En tant que membre de jurys de soutenance de thèses de physique, je constate depuis les quelques dernières années de grosses lacunes en physique de base chez les candidats.

Ces lacunes se manifestent d'une façon flagrante lors de la soutenance des travaux. Cette tendance s'affirme de plus en plus avec le temps. Bien que des fois, les candidats arrivent à montrer une certaine maîtrise technique de leurs sujets, il arrive des fois qu'un(e) candidat(e) échoue complètement dans les réponses à la série de questions sur des généralités en physique relatives à son thème. Vu aussi que les bacheliers orientés vers les sciences exactes ces dernières années au sein des universités du pays ont un niveau scolaire très proche, je suppose que ce problème est assez général touchant toute la formation universitaire en physique à l'échelle nationale. Donc, il y a évidemment un sérieux problème dans la formation en physique dans les cycles de graduation et de post-graduation.

Comme conséquences néfastes de cette situation inquiétante, je cite particulièrement les retombées sur la qualité d'enseignement de la physique générale en graduation et la préparation académique des futurs thésards en physique.
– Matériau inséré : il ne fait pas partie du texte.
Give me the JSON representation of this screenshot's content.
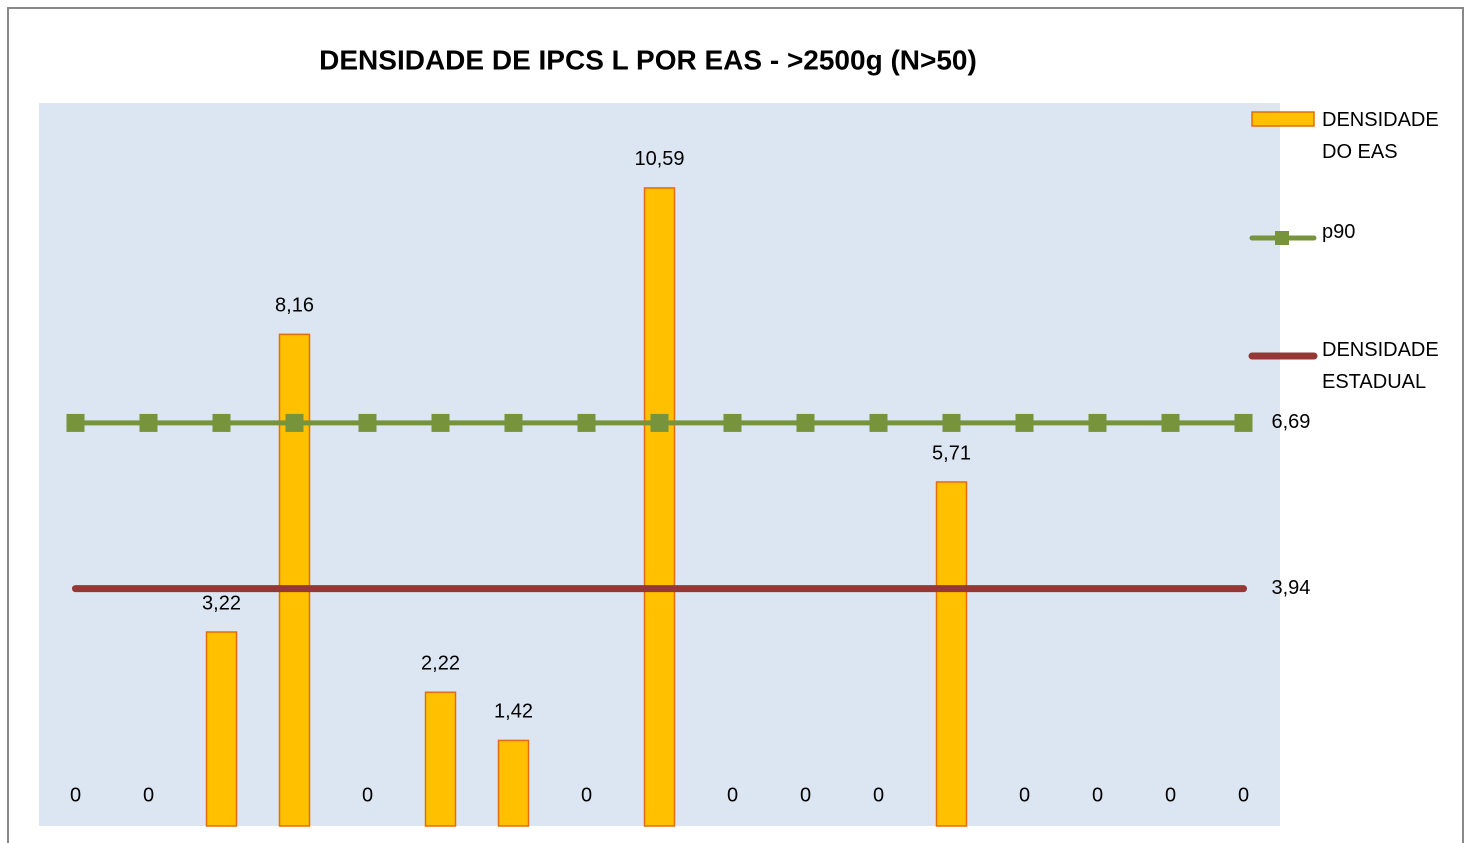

On peut facilement imaginer quel serait l'apport pédagogique d'un diplômé en physique qui sera recruté comme enseignant présentant des difficultés avec le b.a.-ba de la discipline.

Dans cette contribution, mon objectif prin- cipal est de mettre en évidence quelques raisons que je juge particulièrement responsables de cette situation. Par la même occasion, en me basant sur mon parcours d'ancien thésard et mon expérience professionnelle d'encadreur et examinateur de thèses, je propose quelques idées et démarches afin d'améliorer notre formation universitaire post-graduée en sciences fondamentales.

Il y a d'abord des raisons évidentes qui sont connues de tout le monde à l'université. En premier lieu, il y a la répercussion de la qualité de formation en graduation sur le niveau de la post-graduation. La quasi-totalité des candidats aux concours d'accès en postgraduation sont des jeunes ayant fraîchement décroché leur diplôme de graduation, en l'occurrence leur licence. Vu qu'on constate, depuis plusieurs années maintenant, une désertion notable des sciences exactes par les meilleurs bacheliers, la filière des sciences exactes, qui sont traditionnellement des disciplines d'excellence, est devenue avec le temps le parent pauvre des spécialités à l'université. Malheureusement, beaucoup de bacheliers orientés vers les sciences exactes ces dernières années sont académiquement mal préparés et peu motivés pour des études scientifiques. Ceci explique en grande partie la dégringolade qui en résulte en formation post-graduée. Donc, il est clair qu'il faut inverser cette tendance en valorisant les sciences exactes et surtout en encourageant les meilleurs bacheliers à opter pour ces disciplines en usant de différentes incitations. Ceci exige naturellement une forte volonté politique de la part des responsables de l'enseignement supérieur. De plus, il ne faut pas oublier de résoudre la question épineuse concernant la préparation linguistique des étudiants. Je crois qu'il n'est pas inutile de répéter ici que le bagage linguistique des bacheliers actuels est très insuffisant particulièrement en français qui reste la langue d'instruction dominante dans l'enseignement des sciences et techniques à l'université. Pour une réussite académique actuelle en sciences exactes et celles de l'ingénieur au sein de l'université algérienne, il est primordial qu'un bachelier doive être capable de comprendre, lire et rédiger correctement en français. Pour cela, il est évident qu'il faut une préparation linguistique adéquate des apprenants tout le long des cycles de scolarité.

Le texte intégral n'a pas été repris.